The TIFF Film Review: Adam Carter Rehmeier’s “Carolina Caroline

By Ross

World Premiere – United States of America | 2025 | 105m | English

How do you know if you are a good person pretending to be bad? Or a bad person pretending to be good?” asks our Caroline, played radiantly by Samara Weaving (“Guns Akimbo“), framing this somewhat modernized Bonnie and Clyde ride to the top of the Most Wanted list in director Adam Carter Rehmeier’s crackling good road movie, “Carolina Caroline“. Stumbling down the stairs of a stereotypical two-story motel, pulling out a gun on the casual driver of a red pickup, is the first we see of this young woman.

After stealing her getaway vehicle with barely a tinge of nervousness, she discards her black wig, trying in her own internal way to return to the young woman she once was, filling the shelves of a gas station. She bites her lip with the faint wisp of a faraway dream hanging about her, drawing us in completely to her two-sided moral coin. It’s a clever rewind that captivates, and as written by Tom Dean (“Charlie Harper“) with a sharp, slick charm, much like the handsome grifter that walks into a gas station and alters the star-struck Caroline in those first few moments, we can’t help but want to join them.

And who can blame us, or her? Kyle Gallner (“Strange Darling“), as the con artist drifter, is as sexy, compelling, and intoxicating as anyone could hope for, pulling us onto the dance floor with ease to the sound of the titular country music song by Jonathan Edwards, played slow and steady. He’s a charmer of the highest of gangster order, in such a way that we can’t help but want to join him there, desiring with all our hearts to be held tight and whisked away. He’s obviously one of those dangerously seductive men, the kind your mother warned you about but can’t be denied. It’s as stereotypical as it sounds, but also the most familiar story that we all know so well. And love. Like Bonnie to Clyde, we can’t help ourselves.

We see her fall for him, in the way Weaving suggestively bites her lip uncontrollably, and gazes into his eyes, demanding, in her own way, that he also must want her as bad as she wants him. She jumps headfirst into that growling roadster of his, happily, yearning for more than the small, listless life she is living with her loving single father, played solidly by the gifted Jon Gries (“The White Lotus“). Leaving that dusty, dull world, Caroline openly and giddily wants to learn from this sly conman. She practices everything — from slicing a few dollars away from the sales clerk to pickpocketing a businessman on his way. But it’s bank robbing that really turns the tables, shifting their exciting road trip to some greater moneyed glory, that becomes an endless adrenaline ride toward fortune. With an outcome that we see coming miles away.

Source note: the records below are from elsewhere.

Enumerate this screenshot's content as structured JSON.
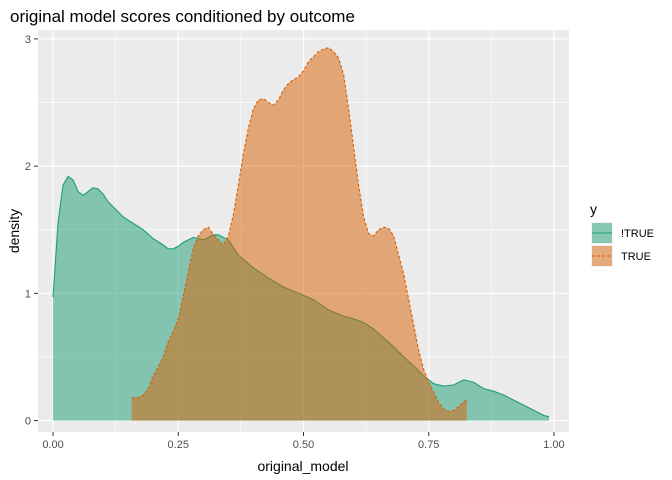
{
  "chart_data": {
    "type": "area",
    "title": "original model scores conditioned by outcome",
    "xlabel": "original_model",
    "ylabel": "density",
    "xlim": [
      -0.03,
      1.03
    ],
    "ylim": [
      -0.09,
      3.07
    ],
    "xticks": [
      {
        "value": 0,
        "label": "0.00"
      },
      {
        "value": 0.25,
        "label": "0.25"
      },
      {
        "value": 0.5,
        "label": "0.50"
      },
      {
        "value": 0.75,
        "label": "0.75"
      },
      {
        "value": 1.0,
        "label": "1.00"
      }
    ],
    "yticks": [
      {
        "value": 0,
        "label": "0"
      },
      {
        "value": 1,
        "label": "1"
      },
      {
        "value": 2,
        "label": "2"
      },
      {
        "value": 3,
        "label": "3"
      }
    ],
    "grid": true,
    "legend": {
      "title": "y",
      "position": "right"
    },
    "series": [
      {
        "name": "!TRUE",
        "fill": "#1b9e77",
        "line": "#1b9e77",
        "linestyle": "solid",
        "x": [
          0.0,
          0.01,
          0.02,
          0.03,
          0.04,
          0.05,
          0.06,
          0.07,
          0.08,
          0.09,
          0.1,
          0.11,
          0.12,
          0.14,
          0.16,
          0.18,
          0.2,
          0.22,
          0.23,
          0.24,
          0.25,
          0.26,
          0.27,
          0.28,
          0.29,
          0.3,
          0.31,
          0.32,
          0.33,
          0.34,
          0.35,
          0.37,
          0.4,
          0.43,
          0.46,
          0.49,
          0.52,
          0.55,
          0.58,
          0.6,
          0.62,
          0.64,
          0.66,
          0.68,
          0.7,
          0.72,
          0.74,
          0.76,
          0.78,
          0.8,
          0.82,
          0.84,
          0.86,
          0.88,
          0.9,
          0.92,
          0.94,
          0.96,
          0.98,
          0.99
        ],
        "y": [
          0.97,
          1.55,
          1.85,
          1.92,
          1.89,
          1.8,
          1.77,
          1.8,
          1.83,
          1.82,
          1.78,
          1.72,
          1.68,
          1.6,
          1.55,
          1.5,
          1.43,
          1.38,
          1.35,
          1.35,
          1.37,
          1.4,
          1.42,
          1.44,
          1.43,
          1.42,
          1.44,
          1.46,
          1.46,
          1.44,
          1.42,
          1.3,
          1.2,
          1.12,
          1.05,
          1.0,
          0.95,
          0.87,
          0.82,
          0.8,
          0.77,
          0.72,
          0.65,
          0.58,
          0.5,
          0.43,
          0.35,
          0.29,
          0.27,
          0.28,
          0.32,
          0.3,
          0.25,
          0.23,
          0.2,
          0.16,
          0.12,
          0.08,
          0.04,
          0.03
        ]
      },
      {
        "name": "TRUE",
        "fill": "#d95f02",
        "line": "#d95f02",
        "linestyle": "dashed",
        "x": [
          0.157,
          0.17,
          0.18,
          0.19,
          0.2,
          0.21,
          0.22,
          0.23,
          0.24,
          0.25,
          0.26,
          0.27,
          0.28,
          0.29,
          0.3,
          0.31,
          0.32,
          0.33,
          0.34,
          0.35,
          0.36,
          0.37,
          0.38,
          0.39,
          0.4,
          0.41,
          0.42,
          0.43,
          0.44,
          0.45,
          0.46,
          0.47,
          0.48,
          0.49,
          0.5,
          0.51,
          0.52,
          0.53,
          0.54,
          0.55,
          0.56,
          0.57,
          0.58,
          0.59,
          0.6,
          0.61,
          0.62,
          0.63,
          0.64,
          0.65,
          0.66,
          0.67,
          0.68,
          0.69,
          0.7,
          0.71,
          0.72,
          0.73,
          0.74,
          0.75,
          0.76,
          0.77,
          0.78,
          0.79,
          0.8,
          0.81,
          0.82,
          0.826
        ],
        "y": [
          0.18,
          0.18,
          0.2,
          0.25,
          0.35,
          0.42,
          0.5,
          0.62,
          0.7,
          0.8,
          0.98,
          1.17,
          1.35,
          1.45,
          1.5,
          1.52,
          1.46,
          1.42,
          1.38,
          1.45,
          1.62,
          1.85,
          2.1,
          2.3,
          2.45,
          2.52,
          2.53,
          2.5,
          2.48,
          2.52,
          2.6,
          2.65,
          2.68,
          2.7,
          2.75,
          2.82,
          2.86,
          2.9,
          2.92,
          2.93,
          2.9,
          2.85,
          2.72,
          2.45,
          2.15,
          1.85,
          1.6,
          1.47,
          1.45,
          1.5,
          1.52,
          1.51,
          1.45,
          1.3,
          1.15,
          0.95,
          0.75,
          0.55,
          0.4,
          0.3,
          0.22,
          0.14,
          0.09,
          0.07,
          0.08,
          0.11,
          0.15,
          0.16
        ]
      }
    ]
  }
}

Caroline is almost drunk with the excitement, until she comes face to face with her history and possibly her future, in the form of the incredible Kyra Sedgwick (“The Closer“) as the woman who left her behind years ago. It’s a reunion that breaks the rose-colored glasses, in a way, and, like their counterparts, Bonnie and Clyde, when things go wrong, they go wrong in the biggest of ways, sending Caroline into a tailspin that wasn’t part of the getaway plan.

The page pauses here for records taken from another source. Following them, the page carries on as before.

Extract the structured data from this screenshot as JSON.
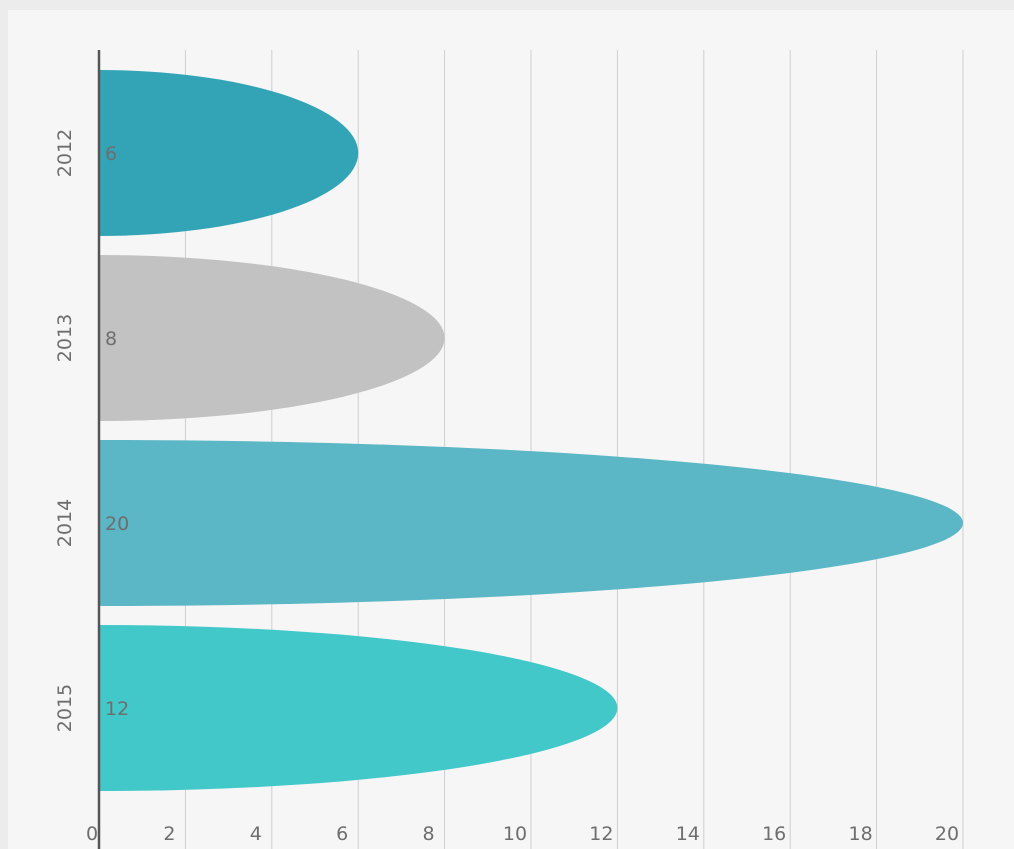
{
  "chart_data": {
    "type": "bar",
    "orientation": "horizontal",
    "bar_shape": "half-ellipse",
    "categories": [
      "2012",
      "2013",
      "2014",
      "2015"
    ],
    "values": [
      6,
      8,
      20,
      12
    ],
    "colors": [
      "#33a4b6",
      "#c2c2c2",
      "#5bb6c5",
      "#43c8ca"
    ],
    "xlim": [
      0,
      20
    ],
    "xticks": [
      0,
      2,
      4,
      6,
      8,
      10,
      12,
      14,
      16,
      18,
      20
    ],
    "grid": "vertical",
    "data_labels": [
      "6",
      "8",
      "20",
      "12"
    ],
    "legend": "none"
  }
}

With its dusty motels, stolen pickups, and slow country ballads, “Carolina Caroline” captures the mythic pulse of Americana while charting the moral drift of a woman on the run. Rehmeier (“Dinner in America”) finds the core truth in this seduction, and it sizzles and crackles with undeniable chemistry. Gallner and Weaving ride that wild, intoxicating wave, dancing out the details in an authentic yet classic Western tableau, slicing small-town Americana as seamlessly as those first few grifts. We fly off with them, like birds on a wire, ready to take flight, even as we know the quarry plunge is coming. “Carolina Caroline” isn’t just a road movie or an outlaw romance echoing Bonnie and Clyde; it’s a fever-dream of temptation and consequence, where every stolen kiss and every stolen dollar propels Caroline closer to the person she believes she wants to be — and to the inevitable crash when she realizes her mistake.